Columbine happened while there was a gun ban active, and the Democrats pushed for limitations on handgun sales in the wake of that. It didn’t stop anything. The problems lingered into the present. Clearly, there are more pressing issues than the availability and the access to guns.

The mental health issue in particular is one that needs to be addressed in greater detail. We live in a world of decreasing human interaction and increasing social isolation. Especially among our kids. Even when they’re hanging out together, they prefer to stare at their phone screens in silence. They are in gaming lobbies and online servers rather than spending time outside — or, at least, out of the house.

This isn’t a new phenomenon, but it was greatly worsened by the COVID-19 pandemic and subsequent lockdowns and forced isolation. Their social and emotional growth was stymied by politicians who ignored the data that clearly suggested children were not as vulnerable to the disease as older adults were. As a result, children were isolated from their friends and social groups. They’ve lost emotional and academic development. The social skills they are meant to pick up on in school went largely unlearned.


School safety should be looked at more closely, but even more importantly, we should be offering better social and emotional support for our school children. We need people who are there to help our students.

Teacher reading to children
AP Photo/Mary Altaffer, File

The problem with modern education is that the professionals who are meant to be there and support our students are so bogged down with bureaucratic work that they don’t have the time to actually care for our kids. The profession of education has become transactional. You come to class, the teacher gives you instruction, and you give the teacher a good standardized test score at the end of the year.

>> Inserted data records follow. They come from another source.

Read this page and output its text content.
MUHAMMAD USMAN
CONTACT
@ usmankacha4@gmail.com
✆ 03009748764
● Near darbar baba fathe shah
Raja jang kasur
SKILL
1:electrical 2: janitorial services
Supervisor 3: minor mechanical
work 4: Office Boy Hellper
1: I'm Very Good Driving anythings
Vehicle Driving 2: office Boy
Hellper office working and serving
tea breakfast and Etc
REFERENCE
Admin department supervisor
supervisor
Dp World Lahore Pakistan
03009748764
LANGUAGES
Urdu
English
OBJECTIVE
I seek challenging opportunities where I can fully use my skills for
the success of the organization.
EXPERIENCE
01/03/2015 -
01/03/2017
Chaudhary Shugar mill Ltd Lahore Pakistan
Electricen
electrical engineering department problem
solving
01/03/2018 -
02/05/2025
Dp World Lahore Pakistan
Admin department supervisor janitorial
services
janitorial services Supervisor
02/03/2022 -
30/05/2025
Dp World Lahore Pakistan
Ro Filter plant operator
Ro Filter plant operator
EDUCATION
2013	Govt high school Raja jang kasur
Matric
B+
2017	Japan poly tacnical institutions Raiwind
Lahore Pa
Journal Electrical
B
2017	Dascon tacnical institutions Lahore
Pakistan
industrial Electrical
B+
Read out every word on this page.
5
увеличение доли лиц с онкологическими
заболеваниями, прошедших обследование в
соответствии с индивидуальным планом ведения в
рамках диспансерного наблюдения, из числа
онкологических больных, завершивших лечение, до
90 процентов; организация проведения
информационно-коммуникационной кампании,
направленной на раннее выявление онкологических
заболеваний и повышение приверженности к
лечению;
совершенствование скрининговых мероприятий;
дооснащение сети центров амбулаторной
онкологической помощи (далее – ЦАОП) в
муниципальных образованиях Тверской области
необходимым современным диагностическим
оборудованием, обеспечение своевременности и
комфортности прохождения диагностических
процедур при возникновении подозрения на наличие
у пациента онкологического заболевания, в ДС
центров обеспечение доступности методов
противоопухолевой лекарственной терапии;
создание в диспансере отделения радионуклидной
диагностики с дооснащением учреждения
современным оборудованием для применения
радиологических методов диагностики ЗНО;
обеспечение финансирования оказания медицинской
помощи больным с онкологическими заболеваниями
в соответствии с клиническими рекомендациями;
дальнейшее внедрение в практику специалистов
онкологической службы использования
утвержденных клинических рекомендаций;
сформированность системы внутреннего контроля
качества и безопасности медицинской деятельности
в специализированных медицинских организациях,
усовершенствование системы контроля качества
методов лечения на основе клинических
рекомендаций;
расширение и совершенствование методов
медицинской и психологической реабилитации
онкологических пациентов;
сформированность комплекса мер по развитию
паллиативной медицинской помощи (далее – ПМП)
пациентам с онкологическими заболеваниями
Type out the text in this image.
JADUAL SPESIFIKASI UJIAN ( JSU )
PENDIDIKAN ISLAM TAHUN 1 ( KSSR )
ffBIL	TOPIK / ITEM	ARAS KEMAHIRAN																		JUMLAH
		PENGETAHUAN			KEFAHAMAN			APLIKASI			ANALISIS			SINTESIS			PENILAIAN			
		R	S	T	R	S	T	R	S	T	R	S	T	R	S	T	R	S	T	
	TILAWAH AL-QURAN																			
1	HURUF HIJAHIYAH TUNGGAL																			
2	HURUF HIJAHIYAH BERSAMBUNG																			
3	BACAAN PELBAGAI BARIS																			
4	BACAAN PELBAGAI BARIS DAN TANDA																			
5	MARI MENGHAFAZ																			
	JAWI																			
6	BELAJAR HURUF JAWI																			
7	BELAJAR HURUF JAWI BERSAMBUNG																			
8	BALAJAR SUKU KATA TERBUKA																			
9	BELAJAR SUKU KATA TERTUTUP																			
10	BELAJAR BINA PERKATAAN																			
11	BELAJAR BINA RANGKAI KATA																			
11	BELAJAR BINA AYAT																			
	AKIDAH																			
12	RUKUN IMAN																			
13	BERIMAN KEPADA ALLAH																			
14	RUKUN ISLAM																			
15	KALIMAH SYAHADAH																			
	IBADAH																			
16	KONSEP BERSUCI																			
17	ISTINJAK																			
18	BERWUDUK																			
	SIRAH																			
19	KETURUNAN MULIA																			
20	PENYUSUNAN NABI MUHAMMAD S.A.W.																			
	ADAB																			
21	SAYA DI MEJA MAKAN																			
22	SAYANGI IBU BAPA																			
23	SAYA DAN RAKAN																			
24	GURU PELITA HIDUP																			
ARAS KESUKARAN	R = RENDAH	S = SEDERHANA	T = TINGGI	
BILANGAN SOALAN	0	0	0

Counselors? What counselors? There are people with that job title who are test administrators, schedulers, and makeshift administrators when no one else is free. But the people who are actually there to be counselors don’t get as many opportunities to do that work. The ones who, on occasion, are able to counsel kids rarely get enough time to work with them.

And, of course, there are still various social stigmas surrounding needing to talk to someone about your issues.

So someone like the shooter in Buffalo or in Uvalde slips through the cracks. They stop coming to school. They start showing signs of being isolated from physical society while gravitating to online groups. They show erratic behavior but no one picks up on it.


From Columbine to Uvalde, there are many different types of guns, many different types of kids, and many different styles of attacks that make these events tragic in their own ways. But the one thing they all have in common is that they are performed by people who are deeply and truly disturbed. That isn’t an excuse, but it is a sign that there is something we need to focus on more than the political talking points argued time and again about guns.

All that unspent money that was supposed to help states and communities recover from COVID-19? Why not use that to start funding more mental health-related professionals and social workers on our campuses? Why not focus on initiatives meant to build community within our classrooms and schools? Why is it that each and every time we have one of these events, the mental health aspect gets ignored except to say we need “Red Flag” laws?

Those laws, by the way, focus again on the guns and don’t actually address the mental health aspect (not to mention the due process issues involved with such laws) of these tragedies.

So, rather than seeing Adam Kinzinger or Bill Cassidy say “Sure, let’s talk about gun control,” we need a stronger push to look into the increasing (and frankly dire) mental health crisis among our children. That is the epidemic the supposed adults in the room keep missing, and it’s the greatest threat to our students’ health and safety.